The methods you speak of cost more (in labor) for EVGA. EVGA honoring their pre-Brexit policy and not moving mountains is well within their rights.
It is your country's fault that Brexit happened, not EVGA's. EVGA did what they were supposed to—replace your GPU. You choose to stay in England, as an immigrant, meaning that while you may not like Brexit, you consent to the country's laws.
I'd love to hear how typing in the correct tariff code and adding the original invoice to the customs paperwork costs them more money in labour. Filling out customs paperwork correctly isn't "moving mountains", it's the basic order of doing business. If EVGA doesn't want to do this, then they should stop supporting their UK customers full stop.

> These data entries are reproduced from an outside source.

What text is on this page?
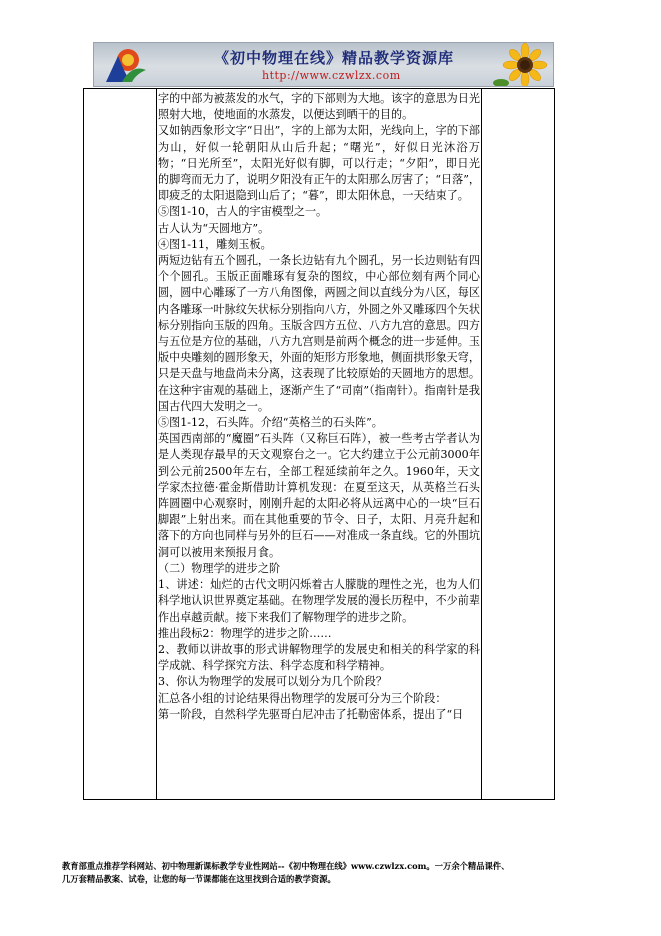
《初中物理在线》精品教学资源库
http://www.czwlzx.com

字的中部为被蒸发的水气，字的下部则为大地。该字的意思为日光照射大地，使地面的水蒸发，以便达到晒干的目的。

又如钠西象形文字“日出”，字的上部为太阳，光线向上，字的下部为山，好似一轮朝阳从山后升起；“曙光”，好似日光沐浴万物；“日光所至”，太阳光好似有脚，可以行走；“夕阳”，即日光的脚弯而无力了，说明夕阳没有正午的太阳那么厉害了；“日落”，即疲乏的太阳退隐到山后了；“暮”，即太阳休息，一天结束了。

⑤图1-10，古人的宇宙模型之一。

古人认为“天圆地方”。

④图1-11，雕刻玉板。

两短边钻有五个圆孔，一条长边钻有九个圆孔，另一长边则钻有四个个圆孔。玉版正面雕琢有复杂的图纹，中心部位刻有两个同心圆，圆中心雕琢了一方八角图像，两圆之间以直线分为八区，每区内各雕琢一叶脉纹矢状标分别指向八方，外圆之外又雕琢四个矢状标分别指向玉版的四角。玉版含四方五位、八方九宫的意思。四方与五位是方位的基础，八方九宫则是前两个概念的进一步延伸。玉版中央雕刻的圆形象天，外面的矩形方形象地，侧面拱形象天穹，只是天盘与地盘尚未分离，这表现了比较原始的天圆地方的思想。在这种宇宙观的基础上，逐渐产生了“司南”（指南针）。指南针是我国古代四大发明之一。

⑤图1-12，石头阵。介绍“英格兰的石头阵”。

英国西南部的“魔圈”石头阵（又称巨石阵），被一些考古学者认为是人类现存最早的天文观察台之一。它大约建立于公元前3000年到公元前2500年左右，全部工程延续前年之久。1960年，天文学家杰拉德·霍金斯借助计算机发现：在夏至这天，从英格兰石头阵圆圈中心观察时，刚刚升起的太阳必将从远离中心的一块“巨石脚跟”上射出来。而在其他重要的节令、日子，太阳、月亮升起和落下的方向也同样与另外的巨石——对准成一条直线。它的外围坑洞可以被用来预报月食。

（二）物理学的进步之阶

1、讲述：灿烂的古代文明闪烁着古人朦胧的理性之光，也为人们科学地认识世界奠定基础。在物理学发展的漫长历程中，不少前辈作出卓越贡献。接下来我们了解物理学的进步之阶。

推出段标2：物理学的进步之阶……

2、教师以讲故事的形式讲解物理学的发展史和相关的科学家的科学成就、科学探究方法、科学态度和科学精神。

3、你认为物理学的发展可以划分为几个阶段？

汇总各小组的讨论结果得出物理学的发展可分为三个阶段：

第一阶段，自然科学先驱哥白尼冲击了托勒密体系，提出了“日

教育部重点推荐学科网站、初中物理新课标教学专业性网站--《初中物理在线》www.czwlzx.com。一万余个精品课件、

几万套精品教案、试卷，让您的每一节课都能在这里找到合适的教学资源。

Also this isn't a "pre Brexit policy" - if you buy anything from EVGA right now here in UK, are you aware that having it repaired/replaced will incur customs duties due to EVGA's incompetence? You won't have this problem buying any product from almost any other manufacturer, so not disclosing this information is dishonest at best and fraudulent at worst.
To do discovery to find the proper forms, and what they have to fill out in them, and to get their legal department to make sure they're doing it correctly, has significant costs.
You bought your card before Brexit. They're honoring the deal they made with you—not their fault they had the ground pulled out from under them with laws you consented to.
It is your country's fault that Brexit happened, not EVGA's. EVGA did what they were supposed to—replace your GPU. You choose to stay in England, as an immigrant, meaning that while you may not like Brexit, you consent to the country's laws.